Il progetto offrirà alle amministrazioni selezionate - con cui saranno sottoscritti appositi Protocolli di intesa - l’assistenza necessaria per lo start up e l’offerta dell’innovativo servizio sia attraverso specifici percorsi formativi sia grazie alla supporto della piattaforma informativa, www.retemicrocredito.it.

Questa si configura come principale strumento operativo a sostegno dell’attività di consulenza informativa svolta dagli operatori, che consente la tracciabilità dei comportamenti dell’utenza dei programmi di microcredito dal momento informativo a quello dell’erogazione del prestito, garantendo il monitoraggio delle consulenze erogate.

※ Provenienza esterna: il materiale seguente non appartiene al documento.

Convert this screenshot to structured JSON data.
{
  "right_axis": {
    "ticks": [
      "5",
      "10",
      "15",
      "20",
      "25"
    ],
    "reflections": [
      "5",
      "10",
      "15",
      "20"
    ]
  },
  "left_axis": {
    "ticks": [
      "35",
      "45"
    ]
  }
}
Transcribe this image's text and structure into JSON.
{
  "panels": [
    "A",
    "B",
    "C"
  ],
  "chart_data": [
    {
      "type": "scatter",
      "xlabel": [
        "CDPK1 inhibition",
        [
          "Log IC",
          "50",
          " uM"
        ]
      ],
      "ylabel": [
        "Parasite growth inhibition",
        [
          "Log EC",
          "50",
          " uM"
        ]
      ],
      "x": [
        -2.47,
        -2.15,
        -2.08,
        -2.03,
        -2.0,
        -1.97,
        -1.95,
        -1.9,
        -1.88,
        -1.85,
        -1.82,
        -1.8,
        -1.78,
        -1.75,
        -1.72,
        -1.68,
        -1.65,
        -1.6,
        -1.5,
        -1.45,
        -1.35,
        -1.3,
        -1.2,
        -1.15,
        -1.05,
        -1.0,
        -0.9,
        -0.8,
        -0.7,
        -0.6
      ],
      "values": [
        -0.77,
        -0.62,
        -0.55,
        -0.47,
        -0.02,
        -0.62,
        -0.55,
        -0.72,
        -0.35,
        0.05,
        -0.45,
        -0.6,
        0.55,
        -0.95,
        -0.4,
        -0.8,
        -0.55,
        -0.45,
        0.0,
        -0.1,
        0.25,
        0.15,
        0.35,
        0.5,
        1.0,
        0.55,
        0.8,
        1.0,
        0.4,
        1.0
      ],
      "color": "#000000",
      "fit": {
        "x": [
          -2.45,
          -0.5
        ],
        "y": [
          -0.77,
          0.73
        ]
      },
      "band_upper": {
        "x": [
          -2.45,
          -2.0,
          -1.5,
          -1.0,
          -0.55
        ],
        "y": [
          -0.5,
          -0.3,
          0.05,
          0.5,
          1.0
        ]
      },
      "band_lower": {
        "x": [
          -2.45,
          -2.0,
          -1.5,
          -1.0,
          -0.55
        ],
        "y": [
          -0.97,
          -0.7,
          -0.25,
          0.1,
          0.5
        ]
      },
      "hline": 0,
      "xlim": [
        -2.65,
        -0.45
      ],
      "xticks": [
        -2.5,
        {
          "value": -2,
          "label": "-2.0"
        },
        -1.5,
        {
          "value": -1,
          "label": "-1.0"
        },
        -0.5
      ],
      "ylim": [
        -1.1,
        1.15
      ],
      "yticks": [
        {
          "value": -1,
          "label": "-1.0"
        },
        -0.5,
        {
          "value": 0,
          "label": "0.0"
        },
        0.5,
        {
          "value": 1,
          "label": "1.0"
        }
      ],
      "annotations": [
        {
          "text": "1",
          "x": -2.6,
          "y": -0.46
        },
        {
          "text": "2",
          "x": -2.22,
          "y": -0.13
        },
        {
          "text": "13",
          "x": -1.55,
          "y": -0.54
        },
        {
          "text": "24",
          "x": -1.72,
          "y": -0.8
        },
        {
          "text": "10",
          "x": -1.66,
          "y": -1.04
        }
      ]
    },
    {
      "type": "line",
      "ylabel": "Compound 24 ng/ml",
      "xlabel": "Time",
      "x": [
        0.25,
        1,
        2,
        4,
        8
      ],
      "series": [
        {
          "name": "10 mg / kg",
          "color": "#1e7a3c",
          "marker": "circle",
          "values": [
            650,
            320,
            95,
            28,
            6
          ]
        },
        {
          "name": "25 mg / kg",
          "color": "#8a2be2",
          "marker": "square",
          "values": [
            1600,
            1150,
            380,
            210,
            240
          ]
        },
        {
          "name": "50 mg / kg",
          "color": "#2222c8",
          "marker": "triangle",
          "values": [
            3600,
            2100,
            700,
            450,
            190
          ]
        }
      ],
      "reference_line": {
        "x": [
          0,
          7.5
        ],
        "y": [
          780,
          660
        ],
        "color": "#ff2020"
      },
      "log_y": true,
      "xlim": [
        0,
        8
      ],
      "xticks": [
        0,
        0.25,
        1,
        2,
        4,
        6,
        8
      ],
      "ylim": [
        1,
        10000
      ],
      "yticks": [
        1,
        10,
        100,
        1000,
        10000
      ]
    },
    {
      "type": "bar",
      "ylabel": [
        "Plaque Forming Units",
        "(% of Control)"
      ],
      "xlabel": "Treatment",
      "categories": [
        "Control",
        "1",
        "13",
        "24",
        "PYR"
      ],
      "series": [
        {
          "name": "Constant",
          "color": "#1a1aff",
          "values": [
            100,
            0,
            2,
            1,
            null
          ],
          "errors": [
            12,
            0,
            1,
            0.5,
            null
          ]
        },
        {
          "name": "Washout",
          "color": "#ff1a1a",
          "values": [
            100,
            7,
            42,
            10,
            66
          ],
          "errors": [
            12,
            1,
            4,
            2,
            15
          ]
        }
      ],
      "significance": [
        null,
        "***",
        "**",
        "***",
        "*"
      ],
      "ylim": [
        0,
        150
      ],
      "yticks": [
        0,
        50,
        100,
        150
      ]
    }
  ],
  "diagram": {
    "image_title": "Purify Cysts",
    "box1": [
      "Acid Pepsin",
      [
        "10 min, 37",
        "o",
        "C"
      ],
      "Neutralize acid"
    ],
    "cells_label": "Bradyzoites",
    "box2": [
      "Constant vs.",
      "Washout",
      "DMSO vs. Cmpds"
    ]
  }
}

Gli elementi che caratterizzano il contesto della nuova idea progettuale sono in estrema sintesi: la prosecuzione e la valorizzazione dell’azione della rete informativa territoriale creata tra ente, amministrazioni e soggetti erogatori di microcredito che operano nei territori, aumentando sia il numero dei soggetti aderenti sia la gamma dei servizi offerti, anche attraverso specifici collegamenti con i servizi di accompagnamento e tutoraggio allo start up di impresa già disponibili sui territori verso cui indirizzare i cittadini al fine di massimizzare le possibilità di accesso al microcredito. MICRO-WORK intende, inoltre, rispondere all’esigenza di ampliamento della rete degli sportelli con punti di contatto anche nelle regioni Competitività e, al contempo, assicurare interventi migliorativi per il funzionamento del modello di rete pubblico-privata sperimentato nelle Regioni Convergenza, attraverso nuovi canali informativi e servizi dedicati agli incentivi per le imprese, all’accesso al Fondo centrale di Garanzia per le PMI, all’accesso alla “Garanzia per i giovani” (misura autoimpiego).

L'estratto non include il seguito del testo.